Is there a better way eat zucchini than by coating zoodles in red curry almond butter sauce that’s savory, satisfying and just the right amount of spicy?
For the Red Curry Almond Butter Sauce:
- ¼ cup almond butter
- 1 teaspoon curry paste (or more if you like it spicy)
- 2 tablespoons tamari
- 1 teaspoon white miso paste
- 1 teaspoon ginger, minced or grated
- 2 limes
- 1 Tablespoon rice vinegar
- 1.5 lbs zucchini, spiralized or cut into noodles
- 1 tbsp sesame oil
For the Zucchini Noodles:
- 1 cup frozen shelled edamame
- Pepper flakes, optional
- Chopped cilantro for topping
- Chopped almonds, cashews or sesame seeds for topping
- Add zucchini noodles to a colander, salt liberally and toss well.
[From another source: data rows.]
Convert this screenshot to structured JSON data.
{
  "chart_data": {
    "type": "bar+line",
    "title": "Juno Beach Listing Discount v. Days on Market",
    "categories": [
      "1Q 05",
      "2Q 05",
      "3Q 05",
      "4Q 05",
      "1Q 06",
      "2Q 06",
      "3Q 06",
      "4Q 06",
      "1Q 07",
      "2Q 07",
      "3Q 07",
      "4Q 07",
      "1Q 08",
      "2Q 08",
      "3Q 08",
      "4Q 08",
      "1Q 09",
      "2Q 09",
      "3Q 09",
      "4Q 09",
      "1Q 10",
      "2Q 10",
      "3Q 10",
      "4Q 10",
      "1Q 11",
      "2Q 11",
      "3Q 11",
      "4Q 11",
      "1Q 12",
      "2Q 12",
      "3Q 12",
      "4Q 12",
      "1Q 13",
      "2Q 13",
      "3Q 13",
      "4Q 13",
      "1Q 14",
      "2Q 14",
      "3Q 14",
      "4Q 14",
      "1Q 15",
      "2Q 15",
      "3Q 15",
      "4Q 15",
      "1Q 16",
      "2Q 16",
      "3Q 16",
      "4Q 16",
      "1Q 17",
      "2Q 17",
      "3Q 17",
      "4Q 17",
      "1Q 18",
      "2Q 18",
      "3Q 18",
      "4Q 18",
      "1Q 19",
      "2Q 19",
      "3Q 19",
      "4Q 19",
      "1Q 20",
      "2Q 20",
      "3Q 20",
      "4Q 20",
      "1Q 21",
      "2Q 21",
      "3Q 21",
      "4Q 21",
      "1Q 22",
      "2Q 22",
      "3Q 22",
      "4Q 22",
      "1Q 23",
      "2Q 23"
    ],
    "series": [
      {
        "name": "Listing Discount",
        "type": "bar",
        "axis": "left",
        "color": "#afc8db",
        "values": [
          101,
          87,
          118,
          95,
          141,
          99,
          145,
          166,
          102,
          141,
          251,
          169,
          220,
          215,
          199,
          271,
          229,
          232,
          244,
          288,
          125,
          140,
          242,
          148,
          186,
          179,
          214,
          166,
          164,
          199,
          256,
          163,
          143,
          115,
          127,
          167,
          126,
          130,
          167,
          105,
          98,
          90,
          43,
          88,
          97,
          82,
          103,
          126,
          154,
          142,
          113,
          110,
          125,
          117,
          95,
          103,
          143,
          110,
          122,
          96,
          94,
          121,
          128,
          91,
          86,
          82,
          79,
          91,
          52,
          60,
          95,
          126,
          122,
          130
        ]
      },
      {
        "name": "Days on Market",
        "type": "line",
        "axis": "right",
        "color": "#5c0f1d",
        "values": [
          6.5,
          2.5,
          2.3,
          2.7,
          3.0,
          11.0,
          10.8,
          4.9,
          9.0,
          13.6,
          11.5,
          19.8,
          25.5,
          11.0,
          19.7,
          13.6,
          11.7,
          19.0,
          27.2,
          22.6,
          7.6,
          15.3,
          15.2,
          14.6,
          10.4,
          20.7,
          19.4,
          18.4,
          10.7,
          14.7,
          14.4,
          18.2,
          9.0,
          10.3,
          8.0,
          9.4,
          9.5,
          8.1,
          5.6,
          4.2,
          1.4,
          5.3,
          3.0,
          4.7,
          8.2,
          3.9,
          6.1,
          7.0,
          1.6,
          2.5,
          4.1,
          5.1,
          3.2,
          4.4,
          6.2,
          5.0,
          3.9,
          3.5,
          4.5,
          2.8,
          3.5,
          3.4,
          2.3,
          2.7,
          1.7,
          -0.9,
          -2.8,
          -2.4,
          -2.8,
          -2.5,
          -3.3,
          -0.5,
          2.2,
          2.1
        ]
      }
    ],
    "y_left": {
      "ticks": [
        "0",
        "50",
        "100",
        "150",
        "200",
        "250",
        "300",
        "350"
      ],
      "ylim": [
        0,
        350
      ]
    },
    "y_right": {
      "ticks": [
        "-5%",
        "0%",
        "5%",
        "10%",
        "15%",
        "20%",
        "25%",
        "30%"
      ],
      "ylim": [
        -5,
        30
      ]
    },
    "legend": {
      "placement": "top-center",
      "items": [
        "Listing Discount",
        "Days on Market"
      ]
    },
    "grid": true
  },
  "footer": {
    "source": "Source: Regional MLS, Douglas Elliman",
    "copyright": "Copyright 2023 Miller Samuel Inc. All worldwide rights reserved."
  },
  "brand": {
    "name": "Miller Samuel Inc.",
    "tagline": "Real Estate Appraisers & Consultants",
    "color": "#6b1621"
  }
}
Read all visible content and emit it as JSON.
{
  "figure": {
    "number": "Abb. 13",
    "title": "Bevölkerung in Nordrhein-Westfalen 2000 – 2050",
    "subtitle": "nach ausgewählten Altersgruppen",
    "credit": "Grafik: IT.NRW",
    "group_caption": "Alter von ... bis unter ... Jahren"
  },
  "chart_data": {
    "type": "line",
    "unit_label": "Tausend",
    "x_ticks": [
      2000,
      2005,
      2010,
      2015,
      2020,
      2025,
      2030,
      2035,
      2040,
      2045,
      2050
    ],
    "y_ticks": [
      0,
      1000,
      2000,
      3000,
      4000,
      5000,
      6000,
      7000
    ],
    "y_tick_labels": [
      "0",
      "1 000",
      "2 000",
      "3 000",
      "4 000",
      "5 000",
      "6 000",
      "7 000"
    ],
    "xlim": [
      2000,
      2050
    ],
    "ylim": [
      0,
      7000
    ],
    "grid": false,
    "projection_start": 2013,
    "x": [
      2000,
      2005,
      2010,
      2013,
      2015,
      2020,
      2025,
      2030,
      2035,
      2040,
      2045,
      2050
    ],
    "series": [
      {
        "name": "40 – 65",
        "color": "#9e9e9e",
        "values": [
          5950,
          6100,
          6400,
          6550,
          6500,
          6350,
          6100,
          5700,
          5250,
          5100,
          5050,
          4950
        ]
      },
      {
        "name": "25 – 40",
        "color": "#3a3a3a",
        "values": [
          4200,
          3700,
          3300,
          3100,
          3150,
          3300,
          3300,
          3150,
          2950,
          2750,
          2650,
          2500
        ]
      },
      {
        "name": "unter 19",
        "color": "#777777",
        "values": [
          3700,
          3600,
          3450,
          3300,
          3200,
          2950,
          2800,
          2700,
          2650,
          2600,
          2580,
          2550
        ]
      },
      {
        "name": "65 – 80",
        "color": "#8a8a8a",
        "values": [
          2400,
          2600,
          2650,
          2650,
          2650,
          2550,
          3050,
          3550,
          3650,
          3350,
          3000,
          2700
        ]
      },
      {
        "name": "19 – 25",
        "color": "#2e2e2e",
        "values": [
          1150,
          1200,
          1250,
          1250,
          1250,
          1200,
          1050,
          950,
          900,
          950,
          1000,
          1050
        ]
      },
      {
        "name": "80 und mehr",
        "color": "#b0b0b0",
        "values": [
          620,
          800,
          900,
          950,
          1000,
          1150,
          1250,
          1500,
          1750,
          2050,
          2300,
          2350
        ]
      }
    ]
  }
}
Set aside to draw out some of the moisture.
- In a medium mixing bowl or blender, combine almond butter, curry paste, tamari, miso, ginger, lime juice, and rice vinegar. Use an immersion blender if you have one to combine the sauce well. Add water, one tablespoon at a time, until the sauce blends smooth, rather than thick. Adjust seasoning with salt to taste.
- Heat the sesame oil in a large frying pan. Transfer the zucchini noodles to a clean dish towel and wring out as much water as possible over the sink. Add the noodles to the hot pan, reduce heat to medium, and sauté until heated through, about 5 minutes.
- Cook the edamame according to package instructions, using a microwave or pot of boiling water.
- Combine the cooked zucchini noodles with the sauce and edamame. Top with chopped cilantro, crunchy nuts of your choice, red pepper flakes if you like it spicy and season to taste with salt and pepper.